The estimations were projected as follows:
Fuel subsidy (US$M)
Outstanding 2009 $16.21
Budgeted 2010
CAL $24.98
Air Jamaica operations $11.80
Retroactive fuel claim $20.20
CAL Equity for JA Operations $49.20
T&T airbridge subsidy
Outstanding 2009 $0.47
Budgeted 2010 $3.26
"If you are asking for US$126.12 million from the Treasury in 2010, you cannot say the airline is making a profit," said the appraisal team member. "At this point Government should have known they were headed down the wrong path. Government should have never allowed CAL to be in the position it is now in.
"The sad fact is that Government went even further, to allow persons with no airline experience to lead CAL down the slippery slope at a faster pace. "To add insult to injury, Air Jamaica-a loss-making disaster-was put on top of the pile, with no regard to the plan, which was developed to support the acquisition.
"The pot calling the kettle black is poor comfort for taxpayers and citizens," the team member concluded. Attempts to contact both Dookeran and Roberts proved futile as telephone calls to their cellular phones went unanswered.
Proceed with caution:
Risks identified by the CAL appraisal team and taken directly from the report stated:
• Regulatory risk: The Government of Jamaica still has to acquire the Jamaica route approvals from the United States Department of Transport, the Canadian Department of Transport and others.

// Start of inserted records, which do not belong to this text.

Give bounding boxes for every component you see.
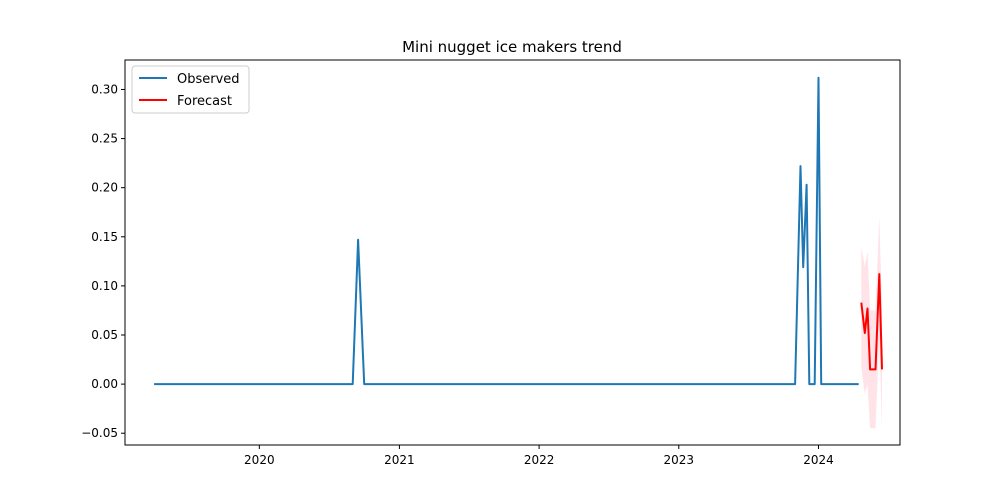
y-tick-label: 0.15 [91, 230, 118, 244]
legend: Observed Forecast [131, 65, 250, 114]
x-tick-label: 2020 [244, 453, 275, 467]
y-tick-label: 0.10 [91, 279, 118, 293]
x-axis: 2020 2021 2022 2023 2024 [244, 445, 834, 467]
y-tick-label: 0.20 [91, 181, 118, 195]
legend-label-forecast: Forecast [177, 94, 232, 109]
x-tick-label: 2024 [803, 453, 834, 467]
y-axis: −0.05 0.00 0.05 0.10 0.15 0.20 0.25 0.30 [81, 82, 125, 440]
chart-title: Mini nugget ice makers trend [402, 38, 622, 56]
y-tick-label: 0.30 [91, 82, 118, 96]
y-tick-label: 0.25 [91, 132, 118, 146]
series-line-forecast [860, 273, 883, 371]
legend-label-observed: Observed [177, 72, 240, 87]
y-tick-label: 0.00 [91, 377, 118, 391]
plot-area [154, 76, 883, 429]
x-tick-label: 2023 [664, 453, 695, 467]
series-line-observed [154, 76, 859, 386]
forecast-confidence-band [861, 217, 882, 429]
x-tick-label: 2022 [524, 453, 555, 467]
y-tick-label: −0.05 [81, 426, 118, 440]
axes-frame [124, 59, 901, 446]
x-tick-label: 2021 [384, 453, 415, 467]
y-tick-label: 0.05 [91, 328, 118, 342]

During the transition the Government of Jamaica secured waivers of its existing bilateral agreements to permit CAL to operate on behalf of Air Jamaica. The current US waiver expired on July 14, 2010.
• Execution and assumption risks: CAL's evaluation of the Jamaican routes and its contribution to CAL is premised on synergistic cost rationalisation to achieve savings of US$25.2 million and to increase revenues by 60 per cent by the end 2011. The present board of directors has stated that the execution of this integration plan requires a strengthened and focused implementation team. In addition, there is concern that a large portion of the estimated savings of US$15.2 million in respect of fleet renewal and maintenance may not be realisable.
• Market risk: Jamaica entered into an open-skies agreement with the US a few years ago. This means that any Jamaican or US carrier can fly to any destination in the respective countries. At the present time two low-cost carriers-Spirit Air and Jet Blue-maintain routes into Montego Bay and Kingston. Currently American Airlines, Air Canada and Delta fly into Kingston as well as to Montego Bay. In this environment CAL would have to compete aggressively to gain market share. Its low-fare strategy will have to be applied and it may not be sustainable once the fuel subsidy expires on December 31, 2010.
• Fuel-price risk: The Government has agreed to extend the fuel guaranteed price-subsidy arrangement to Jamaican operations from the start of the transition period on May 1, 2010 to the end of December 2010. At the end of this period, CAL, inclusive of its Jamaican operations, will have to pay the true commercial price of fuel, thus affecting its profitability. In the event that prices are increased to unaffordable levels, there may be a call on Government to subsidise the cost of fuel to CAL again.
• Cultural risk: In any merger or acquisition there is a risk associated with the "blending" of diverse cultures: different airline cultures, work/productivity cultures, national cultures and the like that have the potential to cause suboptimal teamwork.